Most kitchen fires can be avoided

By Capt. Vern Milburn Centerville Fire Department
The Daily Iowegian

CENTERVILLE — Can kitchen fires be avoided? To answer that question we must look at two things. First, do we have the facts as to what a safe kitchen should be? Then after reviewing our own kitchen does it fit within these guidelines?

So back to our original question, "Can most kitchen fires be avoided? I believe the answer would be yes! But in order for this to happen we as individuals must step up to the plate and ask ourselves one very important question, "How much do we value our belongings and most importantly, our family?" We all must find the time to evaluate our homes and make not only our kitchens but our entire homes safe from fire. With this in mind reality tells us that there could still be the chance that an unseen problem could occur and we could have a fire somewhere in our home. But I believe that by getting the facts and making the effort we will greatly enhance our chances of not having a fire. Making our homes fire safe is no different than doing preventive maintenance on our family vehicle, making sure our children make it to school safely or looking both ways before crossing the street. The first step would be to install smoke detectors in all living spaces including bedrooms, living rooms and dining rooms. Also in laundry rooms and in basements. The Centerville Fire Department has a program that provides a home owner up to three smoke detectors installed in the home free of charge. If the property owner wishes to install them they will have that option. Having a fire extinguisher in the home is a must.

Here are some tips that could help your kitchen be fire safe:

1. Never leave a hot stove unattended. If you must leave turn off the stove.

2. Put a lid on grease fires. Never use water to try and put the fire out.

3. For deep frying it is recommended to use a deep fryer with temperature control instead of heating oil on the stove.

4. If a fire starts in the oven, turn off the heat and keep the door closed. Be sure to have the oven serviced before using again.

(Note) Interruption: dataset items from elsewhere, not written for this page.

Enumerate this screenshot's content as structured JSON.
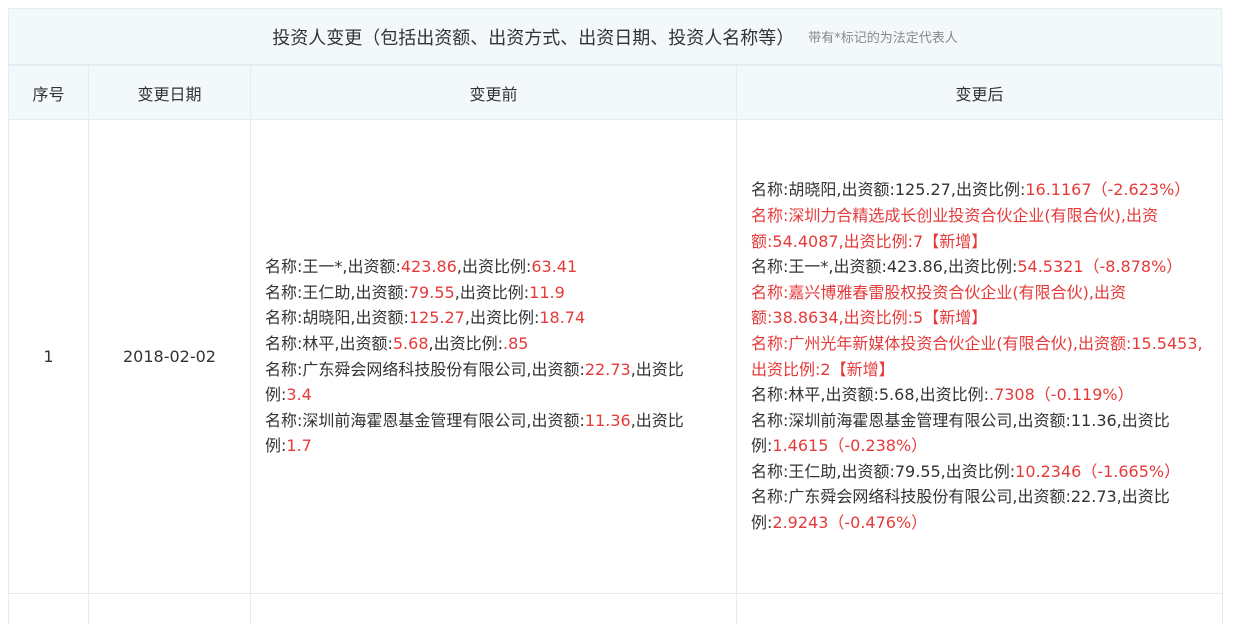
{
  "header": {
    "title": "投资人变更（包括出资额、出资方式、出资日期、投资人名称等）",
    "note": "带有*标记的为法定代表人"
  },
  "columns": [
    "序号",
    "变更日期",
    "变更前",
    "变更后"
  ],
  "rows": [
    {
      "index": "1",
      "date": "2018-02-02",
      "before": [
        {
          "p1": "名称:王一*,出资额:",
          "r1": "423.86",
          "p2": ",出资比例:",
          "r2": "63.41"
        },
        {
          "p1": "名称:王仁助,出资额:",
          "r1": "79.55",
          "p2": ",出资比例:",
          "r2": "11.9"
        },
        {
          "p1": "名称:胡晓阳,出资额:",
          "r1": "125.27",
          "p2": ",出资比例:",
          "r2": "18.74"
        },
        {
          "p1": "名称:林平,出资额:",
          "r1": "5.68",
          "p2": ",出资比例:",
          "r2": ".85"
        },
        {
          "p1": "名称:广东舜会网络科技股份有限公司,出资额:",
          "r1": "22.73",
          "p2": ",出资比例:",
          "r2": "3.4"
        },
        {
          "p1": "名称:深圳前海霍恩基金管理有限公司,出资额:",
          "r1": "11.36",
          "p2": ",出资比例:",
          "r2": "1.7"
        }
      ],
      "after": [
        {
          "new": false,
          "text": "名称:胡晓阳,出资额:125.27,出资比例:",
          "ratio": "16.1167（-2.623%）"
        },
        {
          "new": true,
          "text": "名称:深圳力合精选成长创业投资合伙企业(有限合伙),出资额:54.4087,出资比例:7【新增】"
        },
        {
          "new": false,
          "text": "名称:王一*,出资额:423.86,出资比例:",
          "ratio": "54.5321（-8.878%）"
        },
        {
          "new": true,
          "text": "名称:嘉兴博雅春雷股权投资合伙企业(有限合伙),出资额:38.8634,出资比例:5【新增】"
        },
        {
          "new": true,
          "text": "名称:广州光年新媒体投资合伙企业(有限合伙),出资额:15.5453,出资比例:2【新增】"
        },
        {
          "new": false,
          "text": "名称:林平,出资额:5.68,出资比例:",
          "ratio": ".7308（-0.119%）"
        },
        {
          "new": false,
          "text": "名称:深圳前海霍恩基金管理有限公司,出资额:11.36,出资比例:",
          "ratio": "1.4615（-0.238%）"
        },
        {
          "new": false,
          "text": "名称:王仁助,出资额:79.55,出资比例:",
          "ratio": "10.2346（-1.665%）"
        },
        {
          "new": false,
          "text": "名称:广东舜会网络科技股份有限公司,出资额:22.73,出资比例:",
          "ratio": "2.9243（-0.476%）"
        }
      ]
    }
  ],
  "colors": {
    "highlight": "#e63a3a",
    "header_bg": "#f3f8fb",
    "border": "#e4ecf1"
  }
}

5. Teach children not to play around the stove. Establish a three foot "No Child Zone."

6. Never try and carry a burning pan out doors or to the sink. This often results in spilling the liquid. This will cause burns and will spread the fire.

7. Do not wear loose fitting clothing while cooking. Clothing can catch fire just by simply brushing up against a hot pan.

8. Remember, "Stop, Drop and Roll" is not just for kids. If your cloths catch fire do the drill.

9. Keep handles from pans on the stove turned in so they won't get knocked off and small children can't reach them.

10. When removing hot pans from the stove use mitts or a hot pad.

Microwaves:

1. If fire starts unplug if possible and don't open the door.

2. Stay in kitchen when cooking.

3. Never use aluminum foil or anything metal.

4. Allow food to cool at least two minutes after removing it from the oven.

5. Open food away from face to prevent steam burns.

Keeping these kitchen safety tips in mind will help keep you and your family safe from burns and fire. Keep in mind when using a stove with an electric coil in a conventional oven or a smooth top the temperature could reach as much as 800 degrees Fahrenheit. If your stove has a gas flame those can reach 1000 degrees fahrenheit.

Sometimes we get caught up in thinking that it won't happen to me. Maybe it won't, but when it comes to our family's safety, do we really want to wage it on that? Did you know that 1/5 of all home fires in the US start in t'he kitchen? Remember, if you do have a fire in your home no matter how small, do not hesitate to call 911 for the fire department and have them check it out even if you think it is out. Small fires can hide in walls and ceilings and smolder for hours until coming out unexpectedly.